Nel caso di questo post dalla sintassi discutibile, si evince la volontà di raccogliere una lista di attività che fanno richiesta del Certificato verde, affinché si possano boicottare…

Non citeremo nessuno di questi gruppi, per ovvie ragioni, anche se è facile trovarne in rete semplicemente digitando: Green pass.

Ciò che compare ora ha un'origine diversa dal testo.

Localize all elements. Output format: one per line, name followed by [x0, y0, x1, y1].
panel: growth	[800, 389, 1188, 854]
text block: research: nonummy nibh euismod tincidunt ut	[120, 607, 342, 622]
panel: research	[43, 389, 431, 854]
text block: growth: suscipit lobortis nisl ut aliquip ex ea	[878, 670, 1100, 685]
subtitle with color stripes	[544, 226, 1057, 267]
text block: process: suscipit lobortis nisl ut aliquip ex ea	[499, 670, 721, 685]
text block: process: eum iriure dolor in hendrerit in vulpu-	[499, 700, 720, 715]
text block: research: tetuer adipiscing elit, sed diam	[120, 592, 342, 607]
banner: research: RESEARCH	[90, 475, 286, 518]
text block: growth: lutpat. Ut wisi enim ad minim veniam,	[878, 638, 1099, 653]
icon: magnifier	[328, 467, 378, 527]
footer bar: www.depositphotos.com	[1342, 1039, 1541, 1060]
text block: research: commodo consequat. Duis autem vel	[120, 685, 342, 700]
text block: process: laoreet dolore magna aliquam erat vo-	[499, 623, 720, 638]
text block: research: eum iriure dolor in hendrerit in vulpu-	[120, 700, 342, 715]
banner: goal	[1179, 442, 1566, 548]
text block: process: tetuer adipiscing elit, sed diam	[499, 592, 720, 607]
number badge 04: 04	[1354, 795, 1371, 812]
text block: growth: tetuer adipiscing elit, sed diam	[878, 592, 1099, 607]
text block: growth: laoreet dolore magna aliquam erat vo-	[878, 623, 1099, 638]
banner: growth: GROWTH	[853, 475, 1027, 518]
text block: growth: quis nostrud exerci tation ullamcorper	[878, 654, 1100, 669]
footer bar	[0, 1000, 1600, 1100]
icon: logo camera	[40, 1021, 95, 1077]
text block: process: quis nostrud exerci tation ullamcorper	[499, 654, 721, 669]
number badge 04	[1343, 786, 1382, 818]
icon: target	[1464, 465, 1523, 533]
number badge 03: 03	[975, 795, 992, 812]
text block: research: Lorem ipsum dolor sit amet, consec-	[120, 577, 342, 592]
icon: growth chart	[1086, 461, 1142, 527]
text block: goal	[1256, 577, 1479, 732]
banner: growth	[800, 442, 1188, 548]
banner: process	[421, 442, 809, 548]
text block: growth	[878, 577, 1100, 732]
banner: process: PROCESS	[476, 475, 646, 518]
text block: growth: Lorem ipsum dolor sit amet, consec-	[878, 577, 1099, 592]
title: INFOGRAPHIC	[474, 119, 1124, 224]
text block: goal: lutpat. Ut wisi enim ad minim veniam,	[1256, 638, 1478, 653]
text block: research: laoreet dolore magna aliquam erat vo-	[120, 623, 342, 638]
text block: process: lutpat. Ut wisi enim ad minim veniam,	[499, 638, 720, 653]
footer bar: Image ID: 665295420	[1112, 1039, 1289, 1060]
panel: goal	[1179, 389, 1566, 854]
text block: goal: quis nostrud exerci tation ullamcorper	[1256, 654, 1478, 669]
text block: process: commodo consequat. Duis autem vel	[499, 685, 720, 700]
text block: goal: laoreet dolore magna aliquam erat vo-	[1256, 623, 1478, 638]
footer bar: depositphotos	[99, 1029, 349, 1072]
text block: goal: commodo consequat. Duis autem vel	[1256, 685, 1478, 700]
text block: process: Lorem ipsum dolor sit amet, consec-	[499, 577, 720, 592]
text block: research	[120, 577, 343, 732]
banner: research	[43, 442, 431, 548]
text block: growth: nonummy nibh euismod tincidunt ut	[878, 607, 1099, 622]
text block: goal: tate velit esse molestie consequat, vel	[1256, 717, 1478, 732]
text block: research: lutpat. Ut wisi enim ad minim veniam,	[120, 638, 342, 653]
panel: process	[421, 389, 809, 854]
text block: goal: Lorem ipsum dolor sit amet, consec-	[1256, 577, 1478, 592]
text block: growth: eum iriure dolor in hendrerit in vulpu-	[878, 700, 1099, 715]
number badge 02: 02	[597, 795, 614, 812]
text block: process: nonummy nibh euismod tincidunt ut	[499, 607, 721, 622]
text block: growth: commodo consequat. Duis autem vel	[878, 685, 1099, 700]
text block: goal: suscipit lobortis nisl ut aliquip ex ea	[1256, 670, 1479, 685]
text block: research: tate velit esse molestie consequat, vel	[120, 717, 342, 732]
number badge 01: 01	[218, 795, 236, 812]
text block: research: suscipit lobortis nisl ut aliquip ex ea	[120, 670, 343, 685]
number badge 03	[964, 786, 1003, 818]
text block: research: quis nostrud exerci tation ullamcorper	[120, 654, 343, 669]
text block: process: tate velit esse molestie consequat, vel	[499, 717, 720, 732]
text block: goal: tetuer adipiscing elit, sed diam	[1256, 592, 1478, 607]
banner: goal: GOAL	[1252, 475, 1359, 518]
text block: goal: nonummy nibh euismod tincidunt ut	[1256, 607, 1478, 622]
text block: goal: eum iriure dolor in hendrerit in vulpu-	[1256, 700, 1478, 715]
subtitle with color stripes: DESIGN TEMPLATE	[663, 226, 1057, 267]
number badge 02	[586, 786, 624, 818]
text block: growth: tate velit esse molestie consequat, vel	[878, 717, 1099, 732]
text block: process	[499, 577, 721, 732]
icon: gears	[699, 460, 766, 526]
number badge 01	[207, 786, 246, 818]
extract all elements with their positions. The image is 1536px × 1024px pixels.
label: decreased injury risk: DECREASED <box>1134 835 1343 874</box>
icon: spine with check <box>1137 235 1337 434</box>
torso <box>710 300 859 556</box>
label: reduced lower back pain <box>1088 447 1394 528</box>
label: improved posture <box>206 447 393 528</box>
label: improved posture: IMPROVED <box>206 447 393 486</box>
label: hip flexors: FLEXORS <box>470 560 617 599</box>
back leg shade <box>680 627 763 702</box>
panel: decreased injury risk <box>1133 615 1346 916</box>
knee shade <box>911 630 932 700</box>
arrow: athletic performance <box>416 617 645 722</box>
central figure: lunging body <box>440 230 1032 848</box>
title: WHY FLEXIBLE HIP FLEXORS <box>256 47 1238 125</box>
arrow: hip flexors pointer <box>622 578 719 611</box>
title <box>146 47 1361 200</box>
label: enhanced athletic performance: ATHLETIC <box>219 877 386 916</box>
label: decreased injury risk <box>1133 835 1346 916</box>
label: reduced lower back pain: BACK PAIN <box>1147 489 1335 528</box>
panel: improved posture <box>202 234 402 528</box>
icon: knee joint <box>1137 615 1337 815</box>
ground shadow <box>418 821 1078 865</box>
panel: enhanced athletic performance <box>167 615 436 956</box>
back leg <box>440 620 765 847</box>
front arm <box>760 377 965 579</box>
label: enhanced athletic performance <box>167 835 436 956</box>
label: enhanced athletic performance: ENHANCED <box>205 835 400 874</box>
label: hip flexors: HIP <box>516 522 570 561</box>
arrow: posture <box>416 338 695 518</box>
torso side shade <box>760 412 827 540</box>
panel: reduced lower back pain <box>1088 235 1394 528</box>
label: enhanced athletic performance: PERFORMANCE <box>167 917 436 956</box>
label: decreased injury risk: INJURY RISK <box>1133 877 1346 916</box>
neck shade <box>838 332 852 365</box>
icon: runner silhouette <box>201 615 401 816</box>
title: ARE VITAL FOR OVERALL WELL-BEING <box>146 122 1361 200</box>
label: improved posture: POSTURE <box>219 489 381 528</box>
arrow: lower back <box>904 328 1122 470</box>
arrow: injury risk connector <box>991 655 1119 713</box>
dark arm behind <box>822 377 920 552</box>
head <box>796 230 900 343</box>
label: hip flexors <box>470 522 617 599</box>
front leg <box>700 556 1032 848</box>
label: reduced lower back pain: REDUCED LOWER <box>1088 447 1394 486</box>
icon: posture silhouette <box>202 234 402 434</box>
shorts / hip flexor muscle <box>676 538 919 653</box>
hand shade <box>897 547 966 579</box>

Nemmeno riteniamo giusto schierarci pro o contro nessuno, a noi spetta solo riportare la cronaca e al massimo, ci permettiamo di criticare i modi coi quali vengono sostenute alcune idee.
E’ giusto però schierarsi contro chi se la prende con chi lavora, con chi si alza al mattino per guadagnarsi la giornata e magari non è felice manco lui di dover sottostare a queste regole.
Abbiamo letto tante volte parole critiche contro manifestanti violenti che spaccano vetrine o incendiano automobili di chi non c’entra niente, e li abbiamo additati come teppisti.

Anche in questo caso il giudizio non può differire dalla logica della difesa dei lavoratori.
L’esercizio della libertà ha un solo limite: l’invasione dell’altrui territorio. E’ bene tenerlo a mente prima di degenerare.